Caro Mocho, estou como o CR: se faz estas afirmações é porque sabe do que fala. Todavia não consigo aceitar essa de se tratar de uma sanção automática. Há princípios que se devem sobrepor ao automatismo dessas sanções. E, convenhamos, este caso seria caricato se não fosse dramático. Trata-se de haver o mais básico bom senso e um mínimo de humanismo.

Mocho Atento disse...

As sanções canónicas só se aplicam, no foro eclesial, aos membros da Igreja Católica.

Mocho Atento disse...

Quanto às leis da Igreja e do Parlamento, “ Reddite ergo, quae sunt Caesaris, Caesari et, quae sunt Dei, Deo ”. (Mt. 22, 21)

JSC disse...

Caro Mocho, confesso que de latim nada sei. Logo ou escreve “ a coisa” em português ou nada feito. Como é que se afere que os excomungados eram membros da Igreja?

Mocho Atento disse...

"A César, o que é de César; a Deus, o que é de Deus"

Mocho Atento disse...

São membros da Igreja os que foram baptizados e não declararam apostasia (acto formal de declaração de abandono da Igreja).

JSC disse...

É caso para dizer: santa ignorância a minha!

JM Coutinho Ribeiro disse...

Deixe lá, JSC: antes ignorante do que andar a excomungar crianças :-)

jcp (José Carlos Pereira) disse...

Seguindo o que diz o caro Mocho Atento, diria que anda por aí muito excomungado pela calada.

M.C.R. disse...

Caro Mocho
eu sei latim mas mesmo assim fico chocado. E fico chocado porque não vejo porque é que um inocente baptizado com escassos dias ou meses seja considerado sempre membro da Igreja.
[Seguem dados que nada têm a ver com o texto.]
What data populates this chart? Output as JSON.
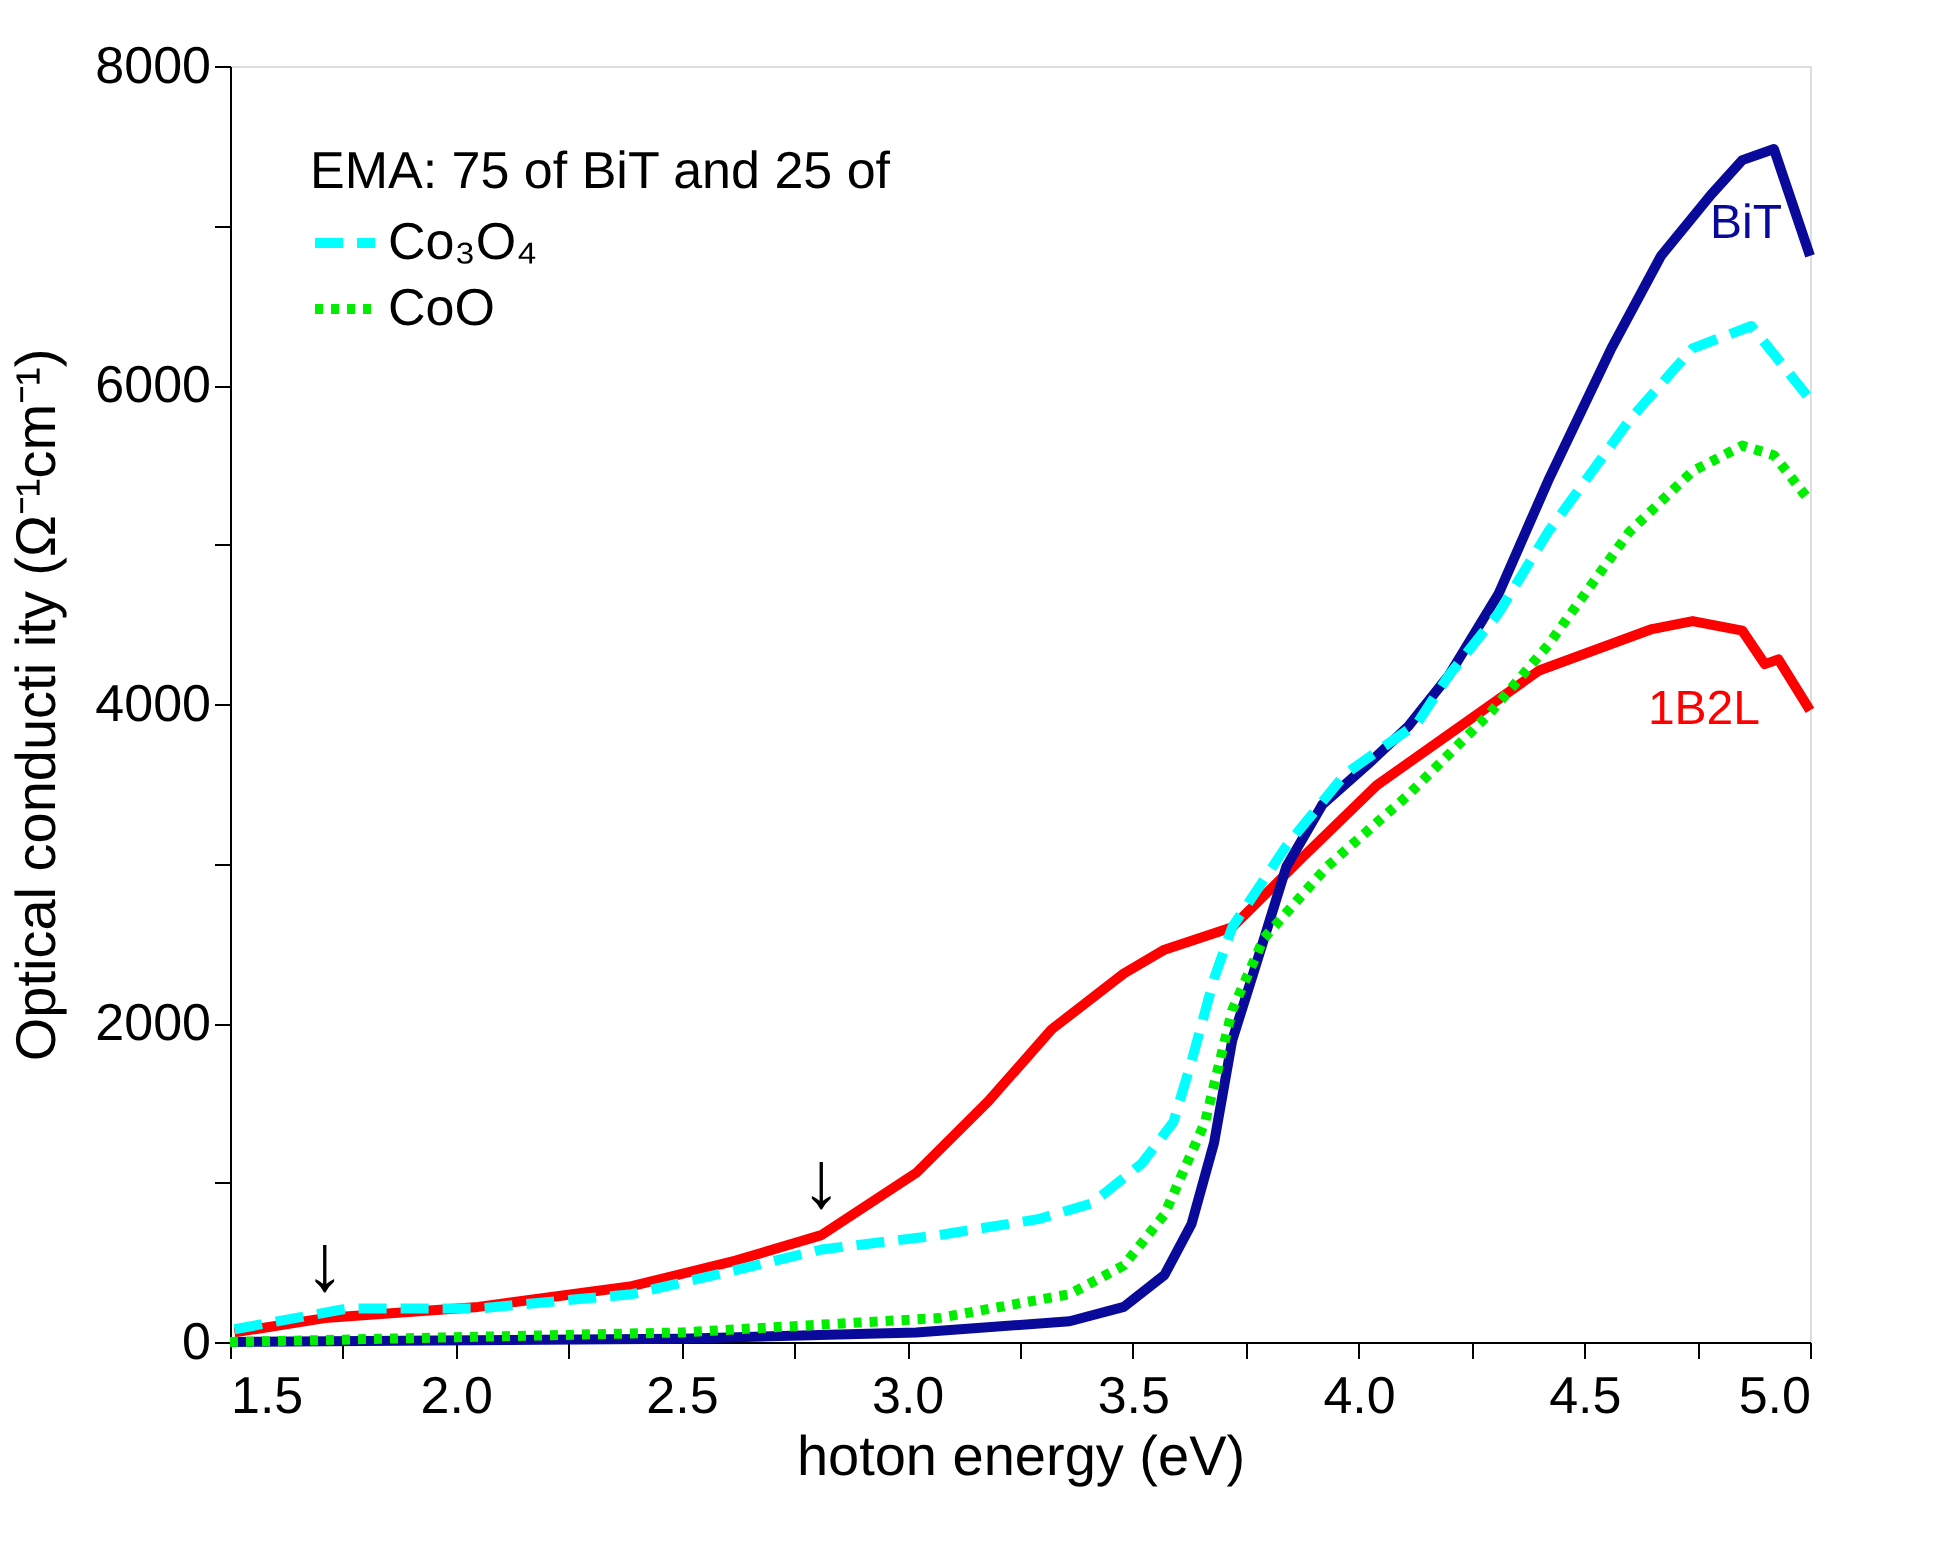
{
  "chart_data": {
    "type": "line",
    "xlabel": "hoton energy (eV)",
    "ylabel": "Optical conducti ity (Ω⁻¹cm⁻¹)",
    "legend_title": "EMA: 75    of BiT and 25    of",
    "xlim": [
      1.5,
      5.0
    ],
    "ylim": [
      0,
      8000
    ],
    "xticks": [
      {
        "value": 1.5,
        "label": "1.5"
      },
      {
        "value": 1.75,
        "label": null
      },
      {
        "value": 2.0,
        "label": "2.0"
      },
      {
        "value": 2.25,
        "label": null
      },
      {
        "value": 2.5,
        "label": "2.5"
      },
      {
        "value": 2.75,
        "label": null
      },
      {
        "value": 3.0,
        "label": "3.0"
      },
      {
        "value": 3.25,
        "label": null
      },
      {
        "value": 3.5,
        "label": "3.5"
      },
      {
        "value": 3.75,
        "label": null
      },
      {
        "value": 4.0,
        "label": "4.0"
      },
      {
        "value": 4.25,
        "label": null
      },
      {
        "value": 4.5,
        "label": "4.5"
      },
      {
        "value": 4.75,
        "label": null
      },
      {
        "value": 5.0,
        "label": "5.0"
      }
    ],
    "yticks": [
      0,
      {
        "value": 1000,
        "label": null
      },
      2000,
      {
        "value": 3000,
        "label": null
      },
      4000,
      {
        "value": 5000,
        "label": null
      },
      6000,
      {
        "value": 7000,
        "label": null
      },
      8000
    ],
    "grid": false,
    "legend": "top left",
    "annotations": [
      {
        "text": "↓",
        "x": 1.71,
        "y": 150
      },
      {
        "text": "↓",
        "x": 2.81,
        "y": 670
      }
    ],
    "series": [
      {
        "name": "1B2L",
        "color": "#ff0000",
        "line_style": "solid",
        "x": [
          1.51,
          1.71,
          2.05,
          2.39,
          2.62,
          2.81,
          3.02,
          3.18,
          3.32,
          3.48,
          3.57,
          3.72,
          3.88,
          4.04,
          4.2,
          4.4,
          4.65,
          4.74,
          4.85,
          4.9,
          4.93,
          5.0
        ],
        "values": [
          60,
          150,
          220,
          350,
          510,
          670,
          1060,
          1510,
          1960,
          2310,
          2460,
          2600,
          3050,
          3490,
          3810,
          4210,
          4470,
          4520,
          4460,
          4250,
          4280,
          3960
        ]
      },
      {
        "name": "BiT",
        "color": "#0a0a9a",
        "line_style": "solid",
        "x": [
          1.5,
          2.5,
          3.02,
          3.36,
          3.48,
          3.57,
          3.63,
          3.68,
          3.72,
          3.77,
          3.84,
          3.92,
          4.02,
          4.11,
          4.2,
          4.31,
          4.42,
          4.56,
          4.67,
          4.78,
          4.85,
          4.92,
          5.0
        ],
        "values": [
          0,
          20,
          60,
          130,
          220,
          420,
          740,
          1250,
          1890,
          2340,
          2980,
          3370,
          3620,
          3860,
          4180,
          4690,
          5400,
          6230,
          6810,
          7190,
          7410,
          7480,
          6810
        ]
      },
      {
        "name": "Co₃O₄",
        "color": "#00ffff",
        "line_style": "dashed",
        "x": [
          1.51,
          1.76,
          2.05,
          2.39,
          2.62,
          2.81,
          3.07,
          3.29,
          3.41,
          3.52,
          3.59,
          3.63,
          3.68,
          3.72,
          3.84,
          3.97,
          4.13,
          4.2,
          4.31,
          4.42,
          4.6,
          4.74,
          4.87,
          5.0
        ],
        "values": [
          80,
          210,
          210,
          300,
          450,
          580,
          670,
          770,
          870,
          1120,
          1380,
          1760,
          2280,
          2600,
          3110,
          3560,
          3880,
          4180,
          4570,
          5080,
          5780,
          6230,
          6370,
          5910
        ]
      },
      {
        "name": "CoO",
        "color": "#00ee00",
        "line_style": "dotted",
        "x": [
          1.5,
          2.5,
          3.07,
          3.36,
          3.48,
          3.57,
          3.66,
          3.72,
          3.79,
          3.93,
          4.11,
          4.29,
          4.42,
          4.6,
          4.74,
          4.85,
          4.92,
          5.0
        ],
        "values": [
          0,
          60,
          150,
          300,
          480,
          800,
          1380,
          2080,
          2530,
          2980,
          3430,
          3940,
          4370,
          5080,
          5460,
          5620,
          5560,
          5270
        ]
      }
    ]
  }
}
E que precise de fazer acto de apostasia.
Isso lembra-me os partidos que declaram como militantes gente que nunca pagou quotas. Ou aquela outra dos católicos "não praticantes". Ou seja fazem a vidinha sempre fora do templo mas acham que são católicos...
foi por estas e por outras que o regime republicano afonsista perseguiu impiedosamente padres de crentes, inventando até doenças novas do foro psiquiatrico como o delírio jesuítico...

Mocho Atento disse...

A história da República há-de fazer-se. E a verdade será certamente muito diferente da oficial. Os republicanos nem eram tão santos, nem tão pecadores. A História da I República é ainda muito ideológica e alinhada.